Henry liked it when order was restored. He wanted to learn. Judge then of his discomfiture when he began to feel a genuine need to break wind. He fought against it. He was frightened of the cane. He had no wish to do anything but sit quietly, learn things (if possible) and give the occasional right answer without being a disgraceful goody like Norbert Cuffley.
Desperately he pressed his buttocks against each other. In vain! There emerged a piercing whistle of gargantuan duration. It was so high-pitched that only dogs, bats, all twenty-nine boys and Mr
Gibbins
could hear it.
Everybody laughed, even Cuffley.
Henry could feel his cheeks burning. Then he realised that everything would be all right so long as he pretended that he had done it deliberately.
He grinned.
Mr Gibbins brought the cane down four times on his outstretched hand, but he could hardly feel the pain through the glory.

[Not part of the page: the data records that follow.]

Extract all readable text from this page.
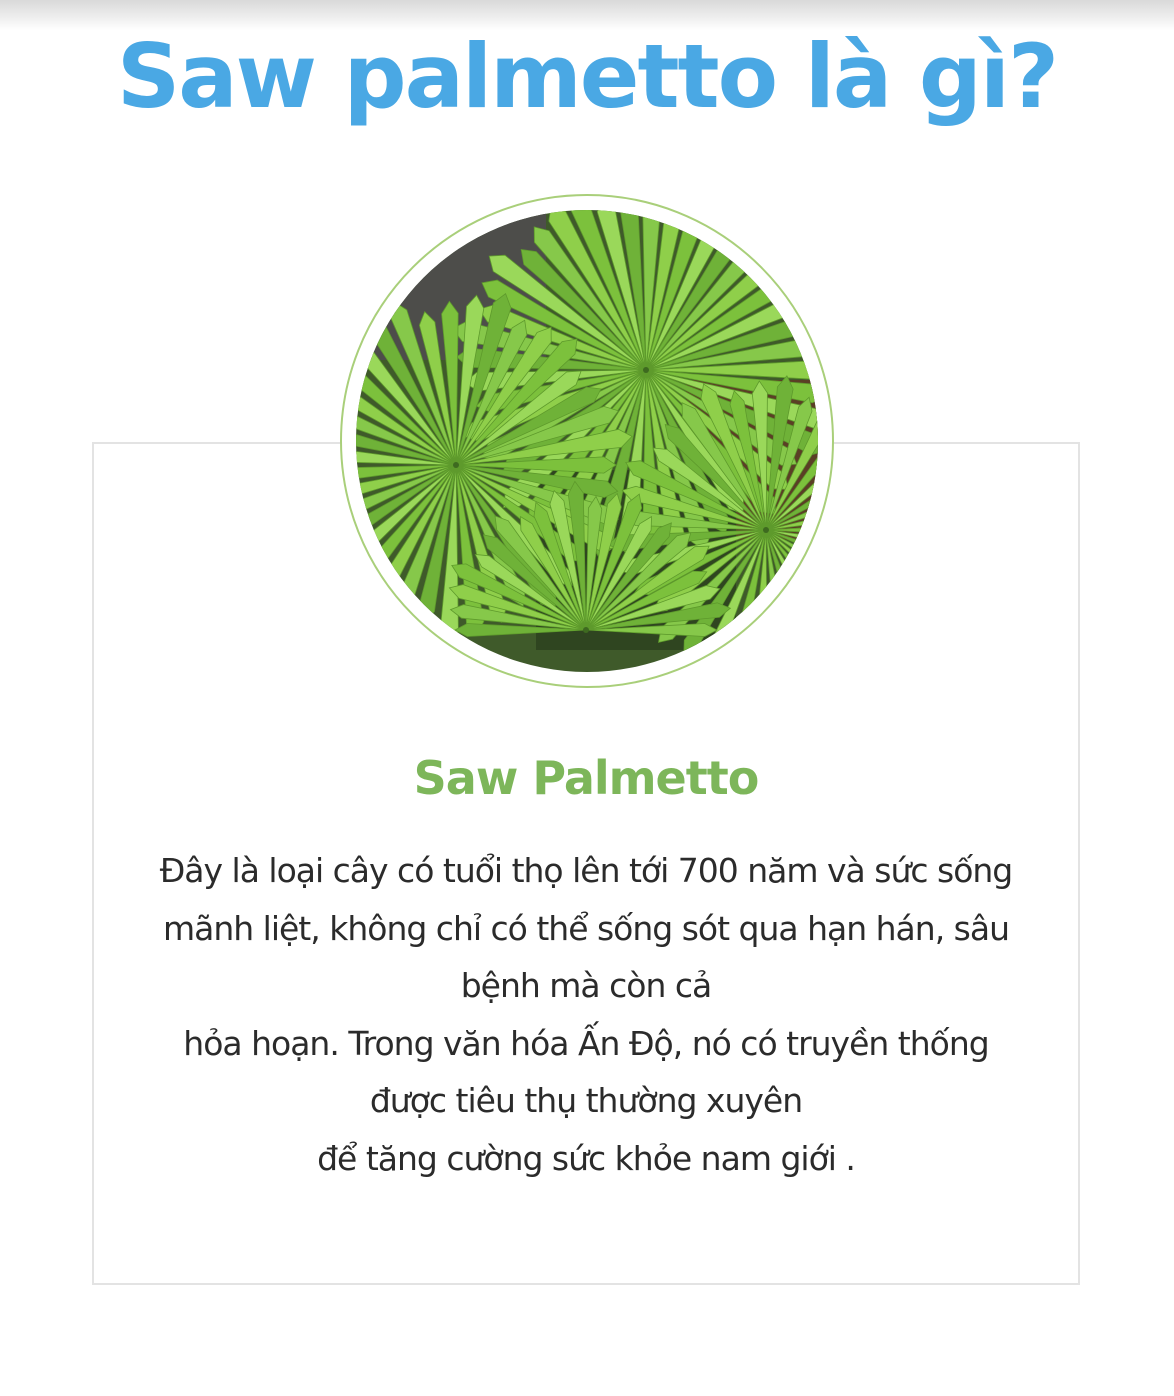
Saw palmetto là gì?
Saw Palmetto
Đây là loại cây có tuổi thọ lên tới 700 năm và sức sống
mãnh liệt, không chỉ có thể sống sót qua hạn hán, sâu
bệnh mà còn cả
hỏa hoạn. Trong văn hóa Ấn Độ, nó có truyền thống
được tiêu thụ thường xuyên
để tăng cường sức khỏe nam giới .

Henry had been made an honorary member of the Paradise Lane Gang, on account of a single act, the slow emission of a phenomenal amount of wind in the form of a high-pitched scream unique in the anal annals of the West Riding. The gang had never heard of Le Pétomane, but, if they had, they would have believed that the distinguished Gallic farter had a worthy rival in South Yorkshire.
Henry relished the fame uneasily, for he knew he was living on borrowed time.
‘Do it again!’ was the constant command of his new chums.
‘On my birthday,’ he said, and they accepted that. An artist of such rare talent was entitled to choose the stage for his performance.
He had four whole weeks in the gang. There were six members. Tommy Marsden, Billy Erpingham, Chalky White, Martin Hammond, Ian Lowson and Henry. They got on trams without any money, knocked on people’s doors and ran away, pretended to be blind and got helped across roads by kind old ladies, dialled 999 and ran away, painted spots on their faces and went on a trolley bus disguised as an epidemic of chicken pox, gave each other haircuts, bought a bathing cap and some glue, and constructed a wig which they put in Mr Gibbins’ desk.
On Friday, March 8th, Henry listened to Jackie Paterson of Glasgow v Bunty Doran of Belfast.